In the present study, we have observed a statistically significant relationship between cigarette smoking and several semen characteristics. The results support the fact that smoking has an adverse effect on human semen quality as previously mentioned (21-23). To better understand the negative effects of CPD on the semen quality, we divided the smoker subjects into 3 groups (mild, moderate, and heavy smokers) and compared them with the non-smoker group. Based on our results, some parameters of sperm quality strongly depend on smoking, CPD and duration of smoking. The results of our research showed significant differences in semen volume, sperm concentration, motility and percentage of normal morphology in smokers compared with non-smokers. On the other hand, a comparison of calpain from different groups of smoker and nonsmokers did not reveal any significant difference.

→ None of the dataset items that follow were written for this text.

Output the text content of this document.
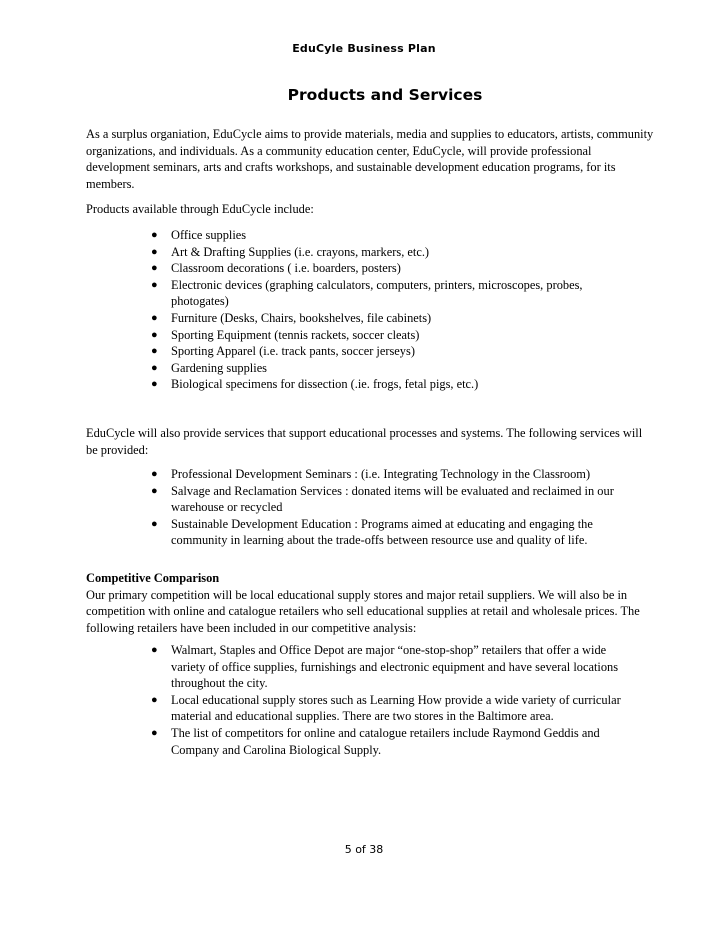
EduCyle Business Plan
Products and Services
As a surplus organiation, EduCycle aims to provide materials, media and supplies to educators, artists, community organizations, and individuals. As a community education center, EduCycle, will provide professional development seminars, arts and crafts workshops, and sustainable development education programs, for its members.
Products available through EduCycle include:
● Office supplies
● Art & Drafting Supplies (i.e. crayons, markers, etc.)
● Classroom decorations ( i.e. boarders, posters)
● Electronic devices (graphing calculators, computers, printers, microscopes, probes, photogates)
● Furniture (Desks, Chairs, bookshelves, file cabinets)
● Sporting Equipment (tennis rackets, soccer cleats)
● Sporting Apparel (i.e. track pants, soccer jerseys)
● Gardening supplies
● Biological specimens for dissection (.ie. frogs, fetal pigs, etc.)
EduCycle will also provide services that support educational processes and systems. The following services will be provided:
● Professional Development Seminars : (i.e. Integrating Technology in the Classroom)
● Salvage and Reclamation Services : donated items will be evaluated and reclaimed in our warehouse or recycled
● Sustainable Development Education : Programs aimed at educating and engaging the community in learning about the trade-offs between resource use and quality of life.
Competitive Comparison
Our primary competition will be local educational supply stores and major retail suppliers. We will also be in competition with online and catalogue retailers who sell educational supplies at retail and wholesale prices. The following retailers have been included in our competitive analysis:
● Walmart, Staples and Office Depot are major “one-stop-shop” retailers that offer a wide variety of office supplies, furnishings and electronic equipment and have several locations throughout the city.
● Local educational supply stores such as Learning How provide a wide variety of curricular material and educational supplies. There are two stores in the Baltimore area.
● The list of competitors for online and catalogue retailers include Raymond Geddis and Company and Carolina Biological Supply.
5 of 38
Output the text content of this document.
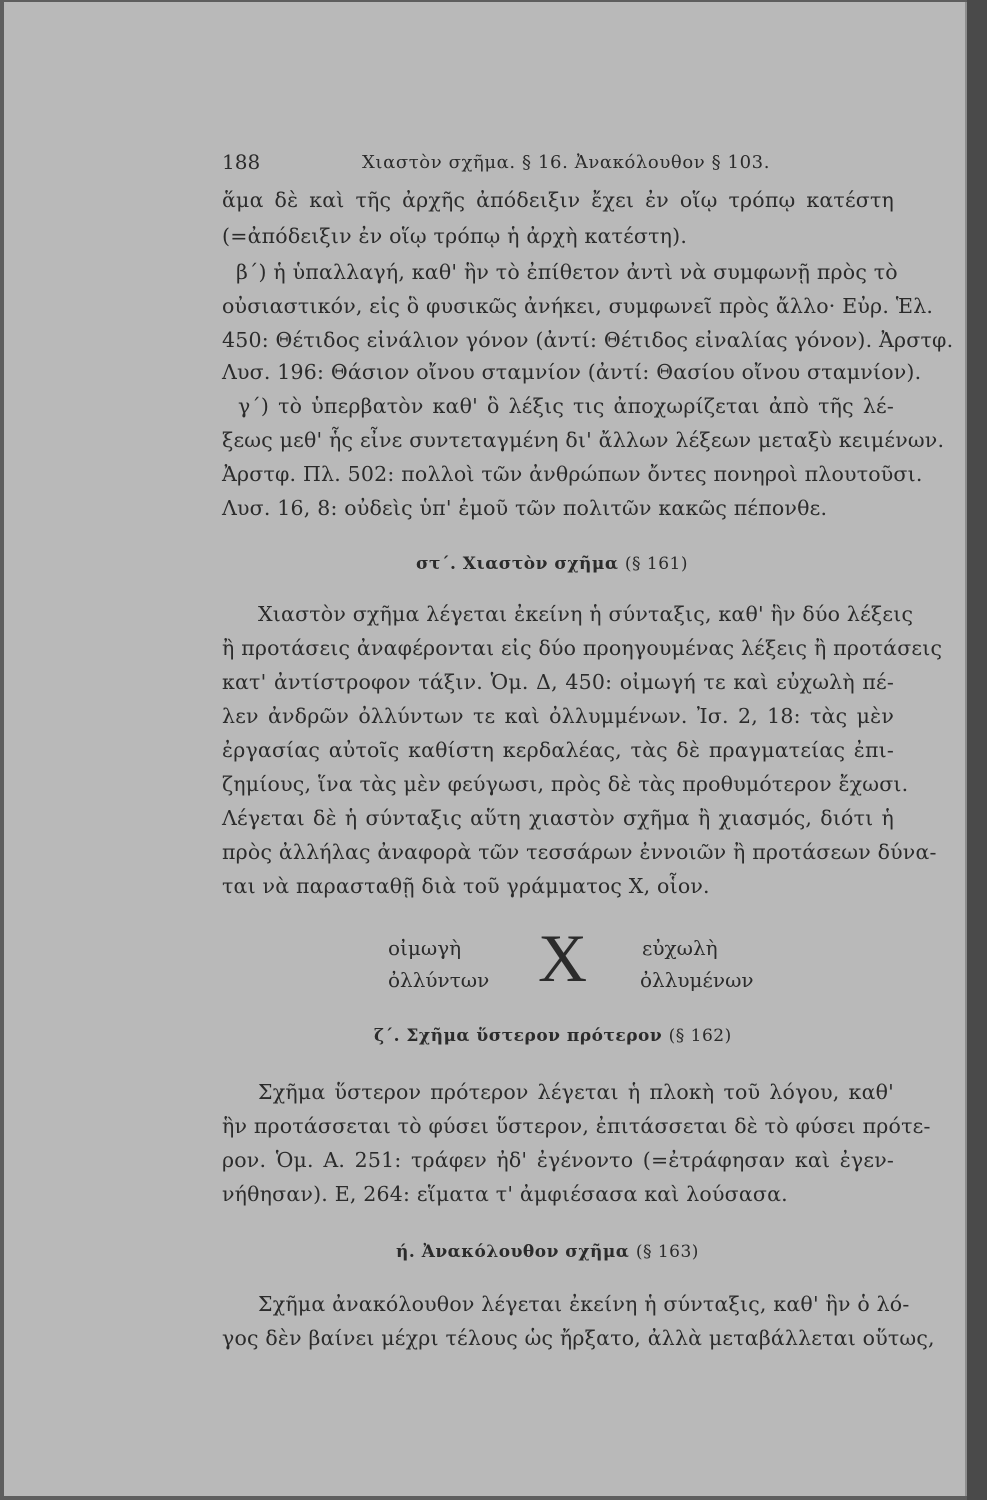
188	Χιαστὸν σχῆμα. § 16. Ἀνακόλουθον § 103.
ἅμα δὲ καὶ τῆς ἀρχῆς ἀπόδειξιν ἔχει ἐν οἵῳ τρόπῳ κατέστη
(=ἀπόδειξιν ἐν οἵῳ τρόπῳ ἡ ἀρχὴ κατέστη).
β΄) ἡ ὑπαλλαγή, καθ' ἣν τὸ ἐπίθετον ἀντὶ νὰ συμφωνῇ πρὸς τὸ
οὐσιαστικόν, εἰς ὃ φυσικῶς ἀνήκει, συμφωνεῖ πρὸς ἄλλο· Εὐρ. Ἑλ.
450: Θέτιδος εἰνάλιον γόνον (ἀντί: Θέτιδος εἰναλίας γόνον). Ἀρστφ.
Λυσ. 196: Θάσιον οἴνου σταμνίον (ἀντί: Θασίου οἴνου σταμνίον).
γ΄) τὸ ὑπερβατὸν καθ' ὃ λέξις τις ἀποχωρίζεται ἀπὸ τῆς λέ-
ξεως μεθ' ἧς εἶνε συντεταγμένη δι' ἄλλων λέξεων μεταξὺ κειμένων.
Ἀρστφ. Πλ. 502: πολλοὶ τῶν ἀνθρώπων ὄντες πονηροὶ πλουτοῦσι.
Λυσ. 16, 8: οὐδεὶς ὑπ' ἐμοῦ τῶν πολιτῶν κακῶς πέπονθε.
στ΄. Χιαστὸν σχῆμα (§ 161)
Χιαστὸν σχῆμα λέγεται ἐκείνη ἡ σύνταξις, καθ' ἣν δύο λέξεις
ἢ προτάσεις ἀναφέρονται εἰς δύο προηγουμένας λέξεις ἢ προτάσεις
κατ' ἀντίστροφον τάξιν. Ὁμ. Δ, 450: οἰμωγή τε καὶ εὐχωλὴ πέ-
λεν ἀνδρῶν ὀλλύντων τε καὶ ὀλλυμμένων. Ἰσ. 2, 18: τὰς μὲν
ἐργασίας αὐτοῖς καθίστη κερδαλέας, τὰς δὲ πραγματείας ἐπι-
ζημίους, ἵνα τὰς μὲν φεύγωσι, πρὸς δὲ τὰς προθυμότερον ἔχωσι.
Λέγεται δὲ ἡ σύνταξις αὕτη χιαστὸν σχῆμα ἢ χιασμός, διότι ἡ
πρὸς ἀλλήλας ἀναφορὰ τῶν τεσσάρων ἐννοιῶν ἢ προτάσεων δύνα-
ται νὰ παρασταθῇ διὰ τοῦ γράμματος Χ, οἷον.
οἰμωγὴ
ὀλλύντων X	εὐχωλὴ
ὀλλυμένων
ζ΄. Σχῆμα ὕστερον πρότερον (§ 162)
Σχῆμα ὕστερον πρότερον λέγεται ἡ πλοκὴ τοῦ λόγου, καθ'
ἣν προτάσσεται τὸ φύσει ὕστερον, ἐπιτάσσεται δὲ τὸ φύσει πρότε-
ρον. Ὁμ. Α. 251: τράφεν ἠδ' ἐγένοντο (=ἐτράφησαν καὶ ἐγεν-
νήθησαν). Ε, 264: εἵματα τ' ἀμφιέσασα καὶ λούσασα.
ή. Ἀνακόλουθον σχῆμα (§ 163)
Σχῆμα ἀνακόλουθον λέγεται ἐκείνη ἡ σύνταξις, καθ' ἣν ὁ λό-
γος δὲν βαίνει μέχρι τέλους ὡς ἤρξατο, ἀλλὰ μεταβάλλεται οὕτως,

Duration of smoking could affect the quality of sperms (24). The current study finding indicated significant differences between long-term smokers, short-term smokers and non-smokers. The findings of the present study consistent with numerous other studies, which show a significant relation between smoking duration and sperm concentration, as well as between the number of cigarette smoked daily, sperm concentration and motility (14, 25). Moreover, No dose dependence of CPD and duration of smoking on calpain levels was seen in our study. The present study demonstrated that CPD and duration of smoking were correlated with semen volume, sperm concentration, percentage of normal morphology and sperm motility. Furthermore, duration of smoking can effect on PH of seminal fluid. Our finding showed that there were no significant correlation between µ-calpain and CPD, duration of smoking and all seminal characteristics.
These results support those studies which report the negative effect of cigarette smoking on sperm quality (26, 27). The mechanisms of the effect of smoking on sperm characteristics are still not completely understood. Cigarette has about 4000 chemical components like carbon monoxide, nitrogen oxide, hydrocarbons, tar, hydrogen cyanide, nicotine, etc. About 40 type on these components have are carcinogen (28). These chemical components, especially nicotine adversely affect semen quality (29, 30). It seems that level of µ-calpain in spermatozoa does not depend on cigarette consumption. More researches are needed to determine the effect of cigarette smoking on activity of µ-calpain and its gene expression.
We found the adverse effect of smoking on sperm quality according to number and duration.
Although the µ-calpain level was not affected by smoking, but smokers show significantly lower sperm quality. Further studies are needed to determine Impact of smoking on µ-calpain and its mechanisms.
There is no conflict of interests among the authors. This work was financially supported by a grant from Cellular and Molecular Research Center of Jundishapur University of Medical Sciences (Ahvaz, Iran), Project No. CMRC-93.